Apple is also changing notification summaries across the system. All notification summaries will now appear in italics, giving users a clearer visual signal that the text is different from a regular notification.
The company is adding another practical control as well. Users will be able to disable notification summaries for a specific app directly from their Lock Screen. That means people do not need to dig through multiple settings screens if one app’s summaries are not useful or feel unreliable.
Why News And Entertainment Apps Are A Special Case
The pause follows backlash over inaccurate news alerts. The source article identifies one example involving the BBC, which complained to Apple after one of its articles was misrepresented.
According to the source, the generated alert wrongly stated that Luigi Mangione, the man charged in the murder of UnitedHealthcare CEO Brian Thompson, had shot himself. That example shows why the issue is especially sensitive for news: a short summary can carry the weight of a headline, even when it is generated by software rather than written by the publisher.
For users, the distinction between a publisher’s notification and an AI notification summary may not always be obvious. Apple’s decision to use italics appears designed to reduce that ambiguity, while the pause for news and entertainment apps gives the company time to refine the feature before restoring it.
Apple Intelligence Will Be Labeled More Clearly
Apple had already said last week that it would release an update to “further clarify” that the text shown in a notification summary is generated by Apple Intelligence. Some observers expected that clarification to arrive as a new label or badge, but the source says that has not happened so far.
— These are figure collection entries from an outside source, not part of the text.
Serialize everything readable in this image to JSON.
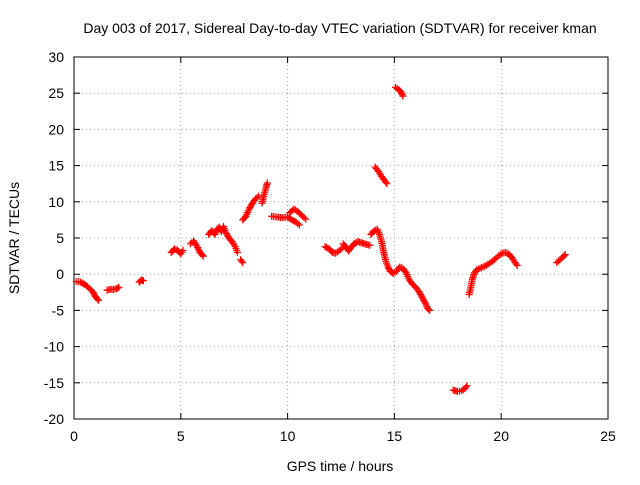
{
  "chart_data": {
    "type": "scatter",
    "title": "Day 003 of 2017, Sidereal Day-to-day VTEC variation (SDTVAR) for receiver kman",
    "xlabel": "GPS time / hours",
    "ylabel": "SDTVAR / TECUs",
    "xlim": [
      0,
      25
    ],
    "ylim": [
      -20,
      30
    ],
    "x_ticks": [
      0,
      5,
      10,
      15,
      20,
      25
    ],
    "y_ticks": [
      -20,
      -15,
      -10,
      -5,
      0,
      5,
      10,
      15,
      20,
      25,
      30
    ],
    "grid": true,
    "legend": "none",
    "marker": "plus",
    "colors": {
      "series": "#ff0000",
      "grid": "#a0a0a0",
      "axis": "#000000"
    },
    "series": [
      {
        "name": "kman",
        "arcs": [
          [
            [
              0.1,
              -1.0
            ],
            [
              0.3,
              -1.1
            ],
            [
              0.5,
              -1.4
            ],
            [
              0.7,
              -1.9
            ],
            [
              0.9,
              -2.5
            ],
            [
              1.0,
              -3.1
            ],
            [
              1.15,
              -3.6
            ]
          ],
          [
            [
              1.55,
              -2.2
            ],
            [
              1.7,
              -2.1
            ],
            [
              1.85,
              -2.1
            ],
            [
              2.0,
              -2.0
            ],
            [
              2.1,
              -1.8
            ]
          ],
          [
            [
              3.05,
              -1.1
            ],
            [
              3.15,
              -0.8
            ],
            [
              3.25,
              -0.9
            ]
          ],
          [
            [
              4.55,
              3.0
            ],
            [
              4.7,
              3.5
            ],
            [
              4.85,
              3.3
            ],
            [
              5.0,
              2.8
            ],
            [
              5.1,
              3.3
            ]
          ],
          [
            [
              5.45,
              4.2
            ],
            [
              5.6,
              4.6
            ],
            [
              5.75,
              3.9
            ],
            [
              5.9,
              3.0
            ],
            [
              6.05,
              2.5
            ]
          ],
          [
            [
              6.3,
              5.5
            ],
            [
              6.45,
              6.0
            ],
            [
              6.6,
              5.5
            ],
            [
              6.7,
              6.2
            ],
            [
              6.8,
              6.5
            ],
            [
              6.9,
              5.9
            ],
            [
              7.0,
              6.6
            ],
            [
              7.1,
              5.8
            ],
            [
              7.25,
              5.0
            ],
            [
              7.4,
              4.5
            ],
            [
              7.55,
              3.8
            ],
            [
              7.65,
              3.0
            ]
          ],
          [
            [
              7.8,
              2.0
            ],
            [
              7.9,
              1.6
            ]
          ],
          [
            [
              7.9,
              7.5
            ],
            [
              8.05,
              8.0
            ],
            [
              8.2,
              9.0
            ],
            [
              8.35,
              9.8
            ],
            [
              8.5,
              10.4
            ],
            [
              8.65,
              10.8
            ]
          ],
          [
            [
              8.8,
              9.8
            ],
            [
              8.9,
              11.0
            ],
            [
              9.0,
              12.0
            ],
            [
              9.05,
              12.6
            ]
          ],
          [
            [
              9.25,
              8.0
            ],
            [
              9.5,
              7.9
            ],
            [
              9.75,
              7.8
            ],
            [
              10.0,
              7.9
            ],
            [
              10.2,
              7.5
            ],
            [
              10.4,
              7.2
            ],
            [
              10.55,
              6.8
            ]
          ],
          [
            [
              10.1,
              8.5
            ],
            [
              10.3,
              9.0
            ],
            [
              10.5,
              8.6
            ],
            [
              10.7,
              8.0
            ],
            [
              10.85,
              7.6
            ]
          ],
          [
            [
              11.75,
              3.8
            ],
            [
              11.95,
              3.5
            ],
            [
              12.1,
              3.0
            ],
            [
              12.25,
              2.9
            ],
            [
              12.4,
              3.2
            ],
            [
              12.55,
              3.6
            ]
          ],
          [
            [
              12.6,
              4.2
            ],
            [
              12.75,
              3.7
            ],
            [
              12.85,
              3.2
            ],
            [
              12.95,
              3.6
            ],
            [
              13.1,
              4.2
            ],
            [
              13.3,
              4.5
            ],
            [
              13.5,
              4.3
            ],
            [
              13.7,
              4.1
            ],
            [
              13.85,
              4.0
            ]
          ],
          [
            [
              13.9,
              5.5
            ],
            [
              14.05,
              6.0
            ],
            [
              14.2,
              6.2
            ],
            [
              14.3,
              5.5
            ],
            [
              14.4,
              4.5
            ],
            [
              14.5,
              3.0
            ],
            [
              14.6,
              1.8
            ],
            [
              14.7,
              1.0
            ],
            [
              14.8,
              0.4
            ],
            [
              14.9,
              0.2
            ]
          ],
          [
            [
              14.95,
              0.1
            ],
            [
              15.1,
              0.4
            ],
            [
              15.25,
              1.0
            ],
            [
              15.4,
              0.8
            ],
            [
              15.55,
              0.2
            ],
            [
              15.7,
              -0.8
            ],
            [
              15.85,
              -1.4
            ],
            [
              16.0,
              -1.8
            ],
            [
              16.15,
              -2.4
            ],
            [
              16.3,
              -3.2
            ],
            [
              16.45,
              -4.0
            ],
            [
              16.55,
              -4.7
            ],
            [
              16.65,
              -5.0
            ]
          ],
          [
            [
              14.1,
              14.8
            ],
            [
              14.25,
              14.2
            ],
            [
              14.4,
              13.5
            ],
            [
              14.55,
              12.9
            ],
            [
              14.65,
              12.5
            ]
          ],
          [
            [
              15.05,
              25.8
            ],
            [
              15.2,
              25.5
            ],
            [
              15.3,
              25.2
            ],
            [
              15.4,
              24.6
            ]
          ],
          [
            [
              17.75,
              -16.0
            ],
            [
              17.95,
              -16.2
            ],
            [
              18.15,
              -16.1
            ],
            [
              18.3,
              -15.8
            ],
            [
              18.4,
              -15.4
            ]
          ],
          [
            [
              18.5,
              -2.8
            ],
            [
              18.58,
              -1.8
            ],
            [
              18.65,
              -0.7
            ],
            [
              18.75,
              0.2
            ],
            [
              18.85,
              0.6
            ],
            [
              19.0,
              0.8
            ],
            [
              19.15,
              1.0
            ],
            [
              19.3,
              1.2
            ],
            [
              19.45,
              1.5
            ],
            [
              19.6,
              1.8
            ],
            [
              19.75,
              2.2
            ],
            [
              19.9,
              2.6
            ],
            [
              20.05,
              2.9
            ],
            [
              20.2,
              3.0
            ],
            [
              20.35,
              2.8
            ],
            [
              20.5,
              2.3
            ],
            [
              20.65,
              1.6
            ],
            [
              20.75,
              1.2
            ]
          ],
          [
            [
              22.6,
              1.6
            ],
            [
              22.75,
              2.0
            ],
            [
              22.9,
              2.4
            ],
            [
              23.0,
              2.7
            ]
          ]
        ]
      }
    ]
  }
}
Instead, the visible change described in the developer previews is the use of italics for all notification summaries. Apple is also adding a warning when users enable the feature. That notice will appear in the Settings app and will tell users that notification summaries are a beta feature and may contain errors.
Taken together, the changes focus on transparency rather than removing the system entirely. Apple is signaling that the feature remains experimental, while giving users more context about what they are seeing and more direct ways to opt out for individual apps.
What Happens Next
The timeline is still limited. A public beta is expected to land next week, but the source says it is unknown when iOS 18.3 will be available to the general public.
For now, the main effect is clear: AI notification summaries for news and entertainment apps are being paused in the developer previews, and Apple is changing the way summaries are presented across supported systems.
The broader lesson is straightforward. Generated summaries can be convenient, but they need to be recognizable as generated text, especially when they involve news. Apple’s latest changes acknowledge that users need clearer signals, easier controls, and an explicit reminder that beta AI features may make mistakes.